I don't spend a great deal of time in my Google Analytics for this blog, but when I am sifting through it I am constantly surprised at the number of visits coming for a post I did in early 2009 about 2008 Data Center Statistics. As much as I would like to think it was possibly an insightful post, it was most likely due to not having turned on comment moderation (yet). :)
Statistics
Data Center statistics are interesting however, and as data center technologies have evolved and case studies written throughout the past years it is helpful for looking at a more of a macro view of the industry. Many statistics are of course made possible with the help from a company that is studied for many data center topics; Google. Google's Zeitgeist is always an interesting barometer of what the world searched and how we spent our online lives. Check out the 2011 Zeitgeist video.
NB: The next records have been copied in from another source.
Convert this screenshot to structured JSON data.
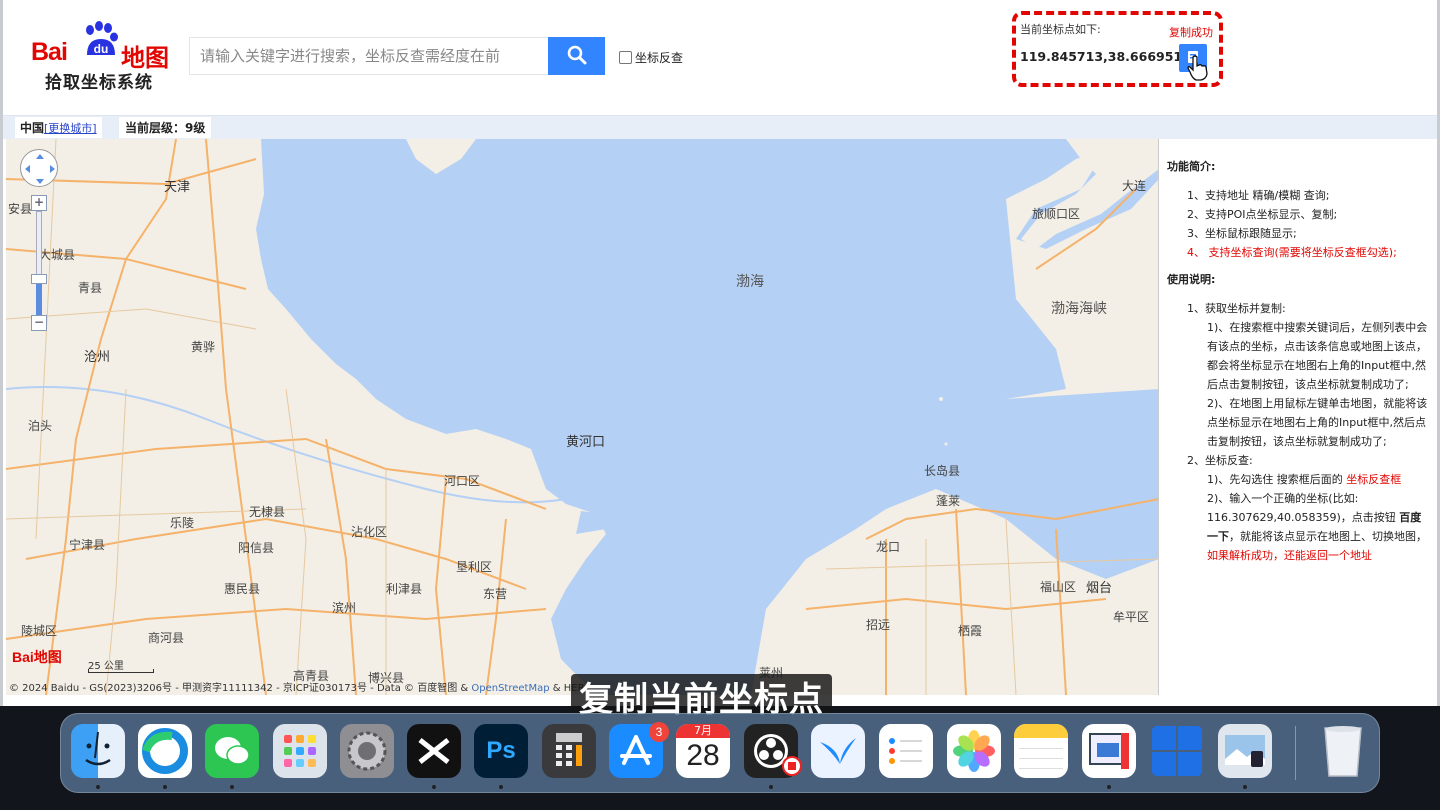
{
  "header": {
    "logo_bai": "Bai",
    "logo_du": "du",
    "logo_map": "地图",
    "logo_subtitle": "拾取坐标系统",
    "search_placeholder": "请输入关键字进行搜索，坐标反查需经度在前",
    "reverse_lookup_label": "坐标反查"
  },
  "coords": {
    "label": "当前坐标点如下:",
    "copy_status": "复制成功",
    "value": "119.845713,38.666951"
  },
  "infobar": {
    "city": "中国",
    "change_city": "[更换城市]",
    "level": "当前层级：9级"
  },
  "map": {
    "labels": [
      "天津",
      "安县",
      "大城县",
      "青县",
      "沧州",
      "黄骅",
      "泊头",
      "渤海",
      "渤海海峡",
      "旅顺口区",
      "大连",
      "黄河口",
      "河口区",
      "长岛县",
      "蓬莱",
      "无棣县",
      "乐陵",
      "沾化区",
      "宁津县",
      "阳信县",
      "垦利区",
      "龙口",
      "惠民县",
      "利津县",
      "东营",
      "福山区",
      "烟台",
      "滨州",
      "牟平区",
      "陵城区",
      "商河县",
      "招远",
      "栖霞",
      "高青县",
      "博兴县",
      "莱州"
    ],
    "scale": "25 公里",
    "logo": "Bai地图",
    "copyright_prefix": "© 2024 Baidu - GS(2023)3206号 - 甲测资字11111342 - 京ICP证030173号 - Data © 百度智图 &",
    "copyright_osm": "OpenStreetMap",
    "copyright_suffix": "& HER"
  },
  "panel": {
    "intro_title": "功能简介:",
    "intro_items": [
      "1、支持地址 精确/模糊 查询;",
      "2、支持POI点坐标显示、复制;",
      "3、坐标鼠标跟随显示;",
      "4、 支持坐标查询(需要将坐标反查框勾选);"
    ],
    "usage_title": "使用说明:",
    "usage_1": "1、获取坐标并复制:",
    "usage_1_1": "1)、在搜索框中搜索关键词后，左侧列表中会有该点的坐标，点击该条信息或地图上该点，都会将坐标显示在地图右上角的Input框中,然后点击复制按钮，该点坐标就复制成功了;",
    "usage_1_2": "2)、在地图上用鼠标左键单击地图，就能将该点坐标显示在地图右上角的Input框中,然后点击复制按钮，该点坐标就复制成功了;",
    "usage_2": "2、坐标反查:",
    "usage_2_1a": "1)、先勾选住 搜索框后面的",
    "usage_2_1b": "坐标反查框",
    "usage_2_2a": "2)、输入一个正确的坐标(比如: 116.307629,40.058359)，点击按钮",
    "usage_2_2b": "百度一下",
    "usage_2_2c": "，就能将该点显示在地图上、切换地图，",
    "usage_2_2d": "如果解析成功，还能返回一个地址"
  },
  "subtitle": "复制当前坐标点",
  "dock": {
    "calendar_month": "7月",
    "calendar_day": "28",
    "appstore_badge": "3",
    "apps": [
      "finder-icon",
      "edge-icon",
      "wechat-icon",
      "launchpad-icon",
      "system-settings-icon",
      "capcut-icon",
      "photoshop-icon",
      "calculator-icon",
      "app-store-icon",
      "calendar-icon",
      "obs-icon",
      "xunlei-icon",
      "reminders-icon",
      "photos-icon",
      "notes-icon",
      "screen-capture-icon",
      "windows-icon",
      "preview-icon",
      "trash-icon"
    ]
  },
  "colors": {
    "accent": "#3385ff",
    "brand_red": "#e10602",
    "sea": "#b5d0f5",
    "land": "#f3efe6"
  }
}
Google Trends is also sometimes fun to look at for more specific topics, such as those that frequented 2011 headlines:
- Open Compute
- Openstack
- Public cloud vs. private cloud (below)
- DCIM
- or natural disasters (hurricane, tornado and earthquake)
Patents
Looking at patents for the data center can always be interesting as well. Google has filed patents over the years under the name Exaflop LLC and they filed around 8 in 2011. They continue to refine their data center infrastructure and methods to engineer and optimize the environment, through such things as patent 8004831, Orthogonally system arrangements for data center facility. The physical data center and components within are almost arranged/engineered like the big data programs that are running on them. Lead on patent 8004831, Andrew Carlson recently had an interesting article in the New York Times on "Aiming to Learn as We Do, a Machine Teaches itself".
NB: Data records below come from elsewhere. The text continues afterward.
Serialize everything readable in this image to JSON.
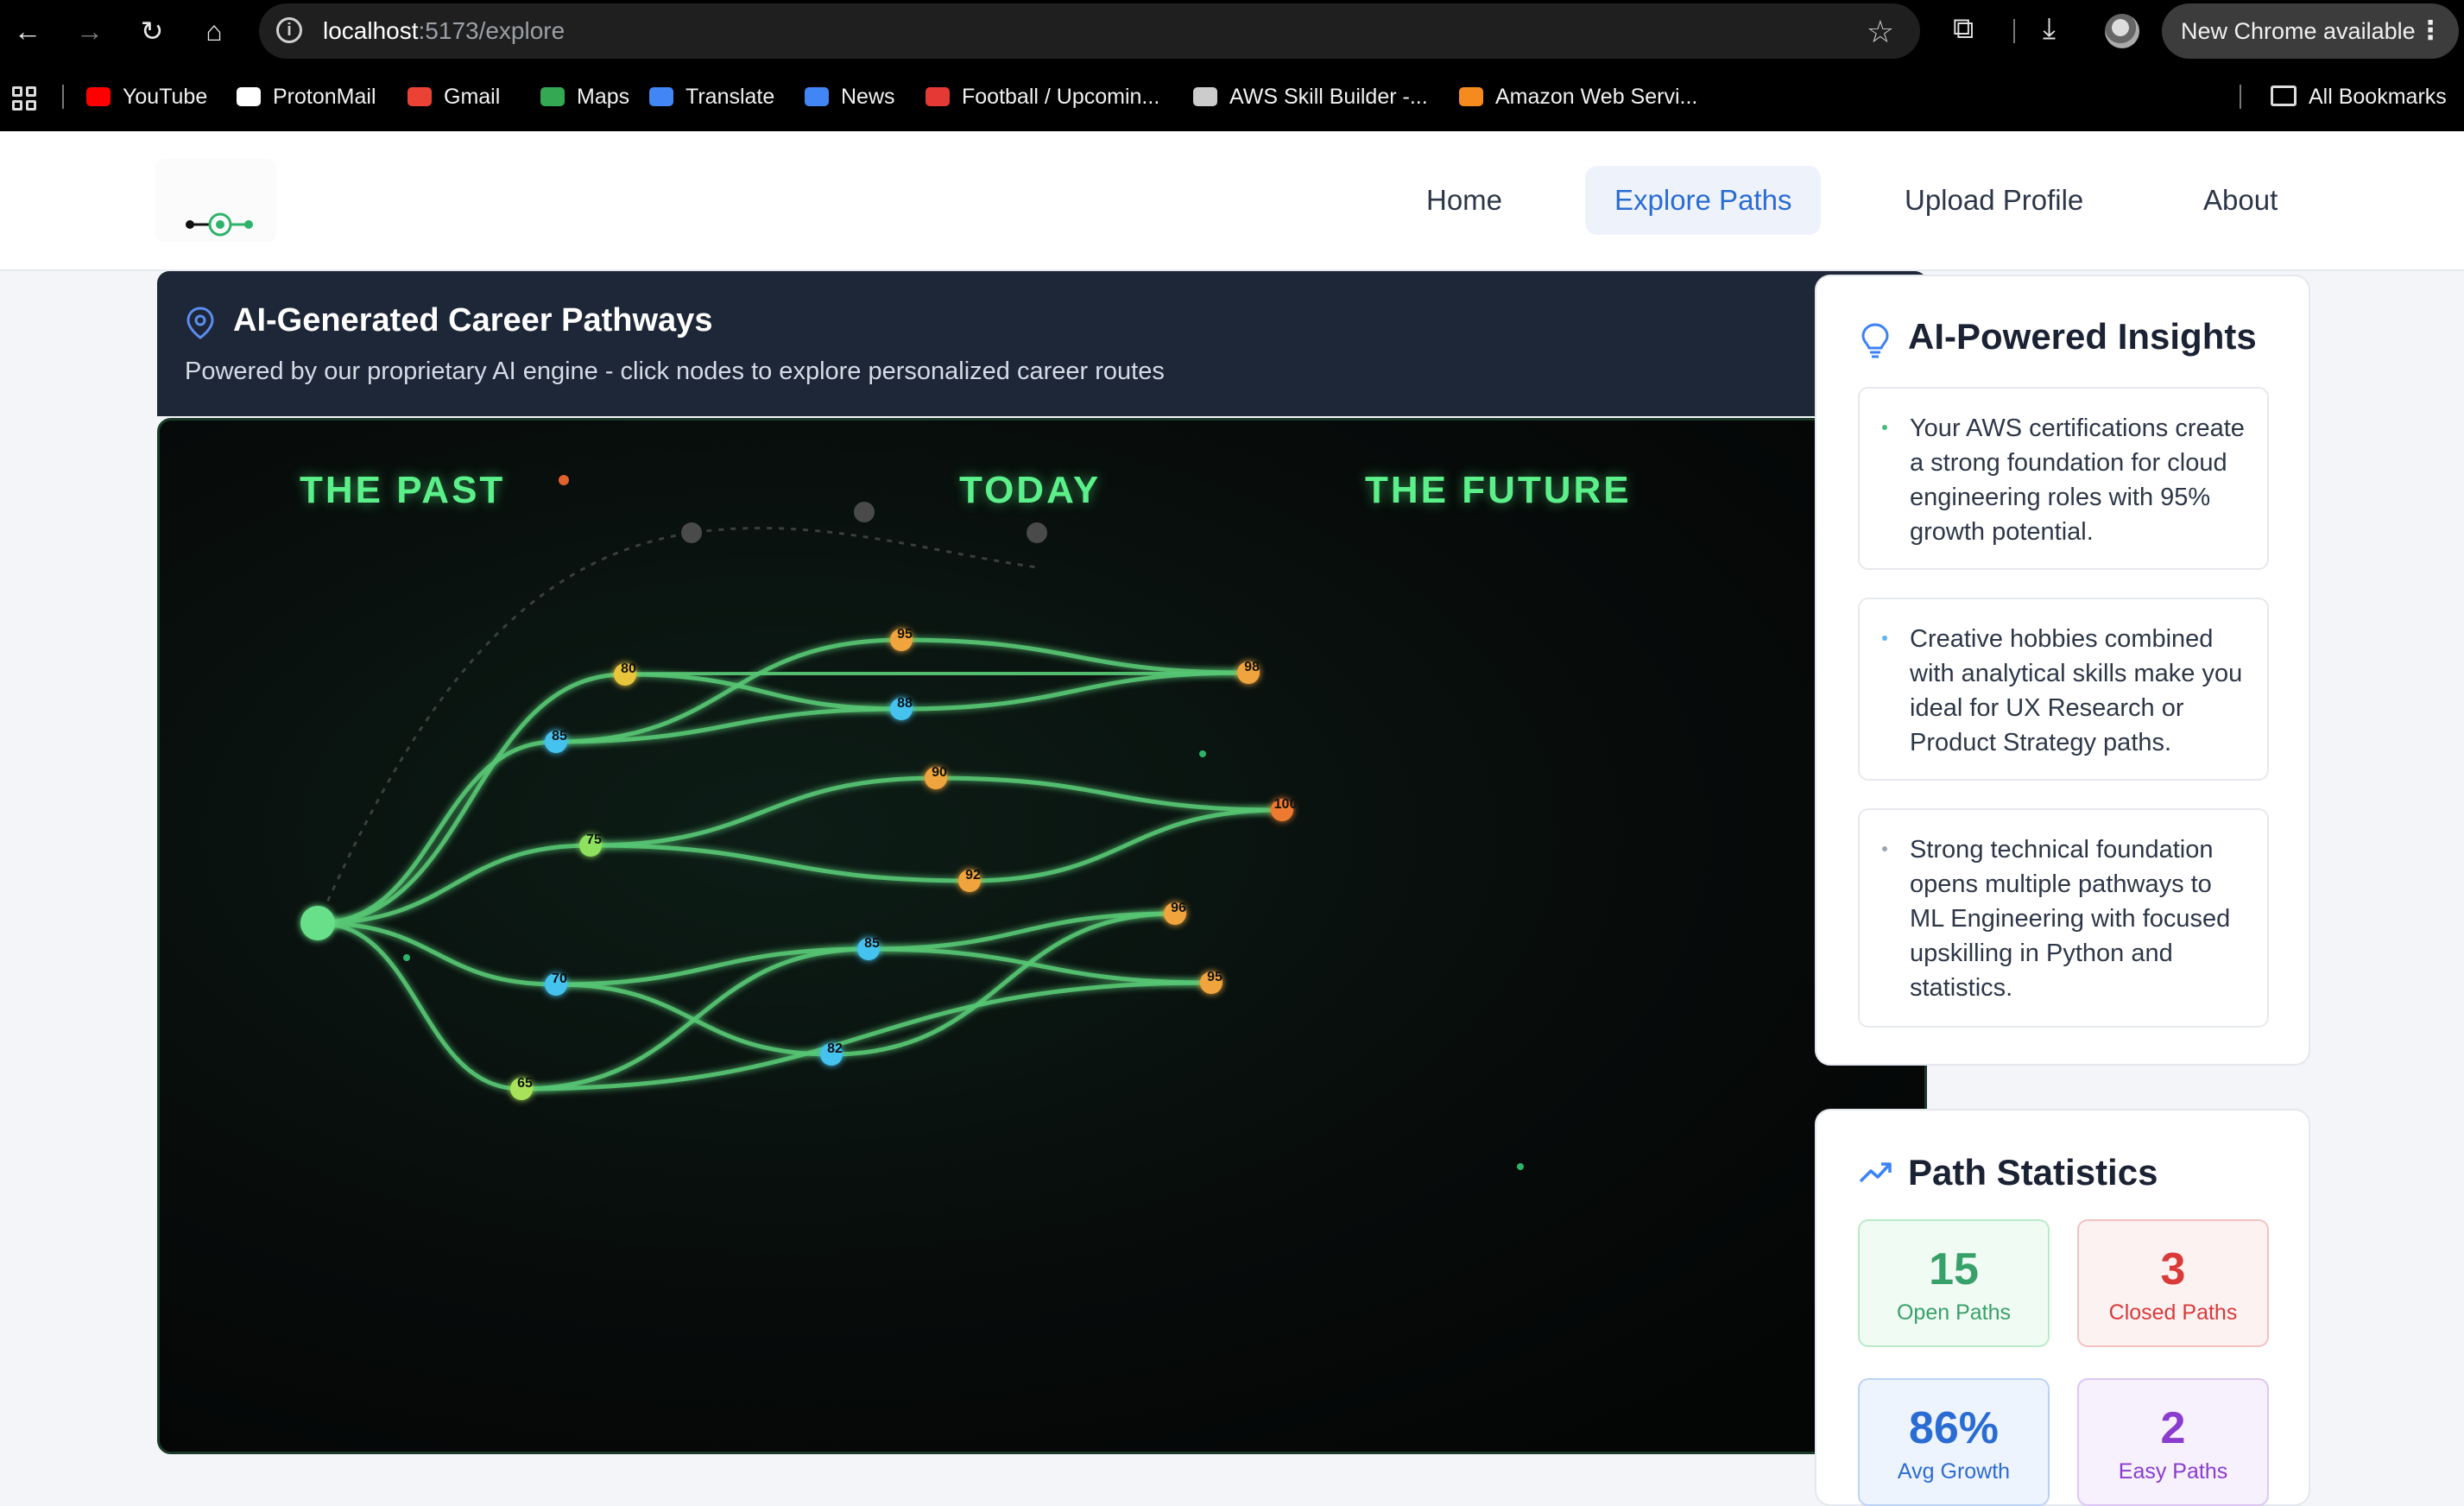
{
  "browser": {
    "url_host": "localhost",
    "url_rest": ":5173/explore",
    "new_chrome": "New Chrome available",
    "bookmarks": [
      {
        "label": "YouTube",
        "color": "#ff0000"
      },
      {
        "label": "ProtonMail",
        "color": "#ffffff"
      },
      {
        "label": "Gmail",
        "color": "#ea4335"
      },
      {
        "label": "Maps",
        "color": "#34a853"
      },
      {
        "label": "Translate",
        "color": "#4285f4"
      },
      {
        "label": "News",
        "color": "#4285f4"
      },
      {
        "label": "Football / Upcomin...",
        "color": "#e53935"
      },
      {
        "label": "AWS Skill Builder -...",
        "color": "#cccccc"
      },
      {
        "label": "Amazon Web Servi...",
        "color": "#f58b1f"
      }
    ],
    "all_bookmarks": "All Bookmarks"
  },
  "nav": {
    "items": [
      "Home",
      "Explore Paths",
      "Upload Profile",
      "About"
    ],
    "active": "Explore Paths"
  },
  "pathways": {
    "title": "AI-Generated Career Pathways",
    "subtitle": "Powered by our proprietary AI engine - click nodes to explore personalized career routes",
    "eras": [
      "THE PAST",
      "TODAY",
      "THE FUTURE"
    ],
    "node_scores": [
      "80",
      "85",
      "95",
      "88",
      "98",
      "90",
      "100",
      "75",
      "92",
      "96",
      "70",
      "85",
      "95",
      "82",
      "65"
    ]
  },
  "insights": {
    "title": "AI-Powered Insights",
    "items": [
      {
        "text": "Your AWS certifications create a strong foundation for cloud engineering roles with 95% growth potential.",
        "color": "#48bb78"
      },
      {
        "text": "Creative hobbies combined with analytical skills make you ideal for UX Research or Product Strategy paths.",
        "color": "#63b3ed"
      },
      {
        "text": "Strong technical foundation opens multiple pathways to ML Engineering with focused upskilling in Python and statistics.",
        "color": "#9aa5b1"
      }
    ]
  },
  "stats": {
    "title": "Path Statistics",
    "items": [
      {
        "value": "15",
        "label": "Open Paths",
        "color": "#38a169",
        "bg": "#f0fbf3",
        "border": "#b9ebc8"
      },
      {
        "value": "3",
        "label": "Closed Paths",
        "color": "#d93a3a",
        "bg": "#fdf2f2",
        "border": "#f5c1c1"
      },
      {
        "value": "86%",
        "label": "Avg Growth",
        "color": "#2b6cd3",
        "bg": "#eef4fd",
        "border": "#bcd3f5"
      },
      {
        "value": "2",
        "label": "Easy Paths",
        "color": "#8a3ccf",
        "bg": "#f7f0fd",
        "border": "#dcc7f3"
      }
    ]
  }
}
Just doing a Google Patent search on "data center" or cloud computing can be enlightening. Another interesting Google patent was 0276686, for a Cloud Computing Assessment Tool. With the tool, input your data center information and it will spit out how it could look at a number of different data center providers and what efficiency, green-ness, and cost scores/ratings are. Not to be left out, Microsoft's 20110278928 is certainly intriguing, as a Wind-powered data center.
My 2011
In 2011 I was fortunate enough to take several data center tours that were each memorable in their own way. In May I toured an almost complete CoreSite facility and the Vantage Data Centers campus in Santa Clara. This was while attending the Uptime Institute Symposium. I also geeked out and toured the corporate campuses for Apple and Google while out there (stalker-mode, not official tours). While attending Cisco Live 2011 I toured the Vegas SuperNAP facility. It was very impressive and certainly lived up to all that I had read about it.
Since it is (kind of) in my back yard, I made several trips to the West Des Moines Microsoft data center in 2011. They have been pretty quiet about the details on this site, but as an iteration of that "4th Generation" data center vision I am very intrigued about how it is engineered (and how it is operating so far). It looks close to how they depict the 4th generation infrastructure in this blog post.
I also completed a couple of white papers in 2011 at Data Center Knowledge:
Data Center Markets
Finally - the markets for data centers and U.S.-wide site selection are still an interest of mine. In 2007 I wrote a site selection white paper and in 2012 I would like to get a second / updated revision out. There are a number of angles to consider in the process other than natural disasters and obviously a lot has happened in the industry since 2007. Last month GigaOm published a post on the Top 5 places to build a data center, but for some reason left out Iowa in that list.
In 2011 the U.S. broke its record for billion-dollar weather disasters. I ran across an article over the holidays that adds an interesting angle to earthquakes as a natural disaster. In McDonald Ohio a 4.0 earthquake struck recently. "It was the latest in a series of minor quakes in the area in 2011, though the residents say Saturday's appeared to be stronger than others. Many have struck near an injection well used to dispose of brine water that's a byproduct of oil and gas drilling."
2012
2012 predictions? I'm not a big fan of guessing what the new year will bring ; let's just say - big efficiency, big data (getting bigger), deeper cloud integration and modular data centers continue to proliferate. ... and that Mayan calendar thing: five 9's chance that it was wrong.
2 comments:
NetApp has an incredible data center at RTP in NC. I was lucky enough to get a tour it last month.
http://www.netapp.com/us/company/news/news-rel-20100714.html
Hey John, sounds like you had an exciting 2011. Very nice overview and statistics. I noticed the amount of search volume "DCIM" and "data center infrastructure management" received in Google's Zeitgeist... Very exciting. I'm going to be taking some time this week to analyze a lot of data center-related topics and determine which terms were trending the most in 2012.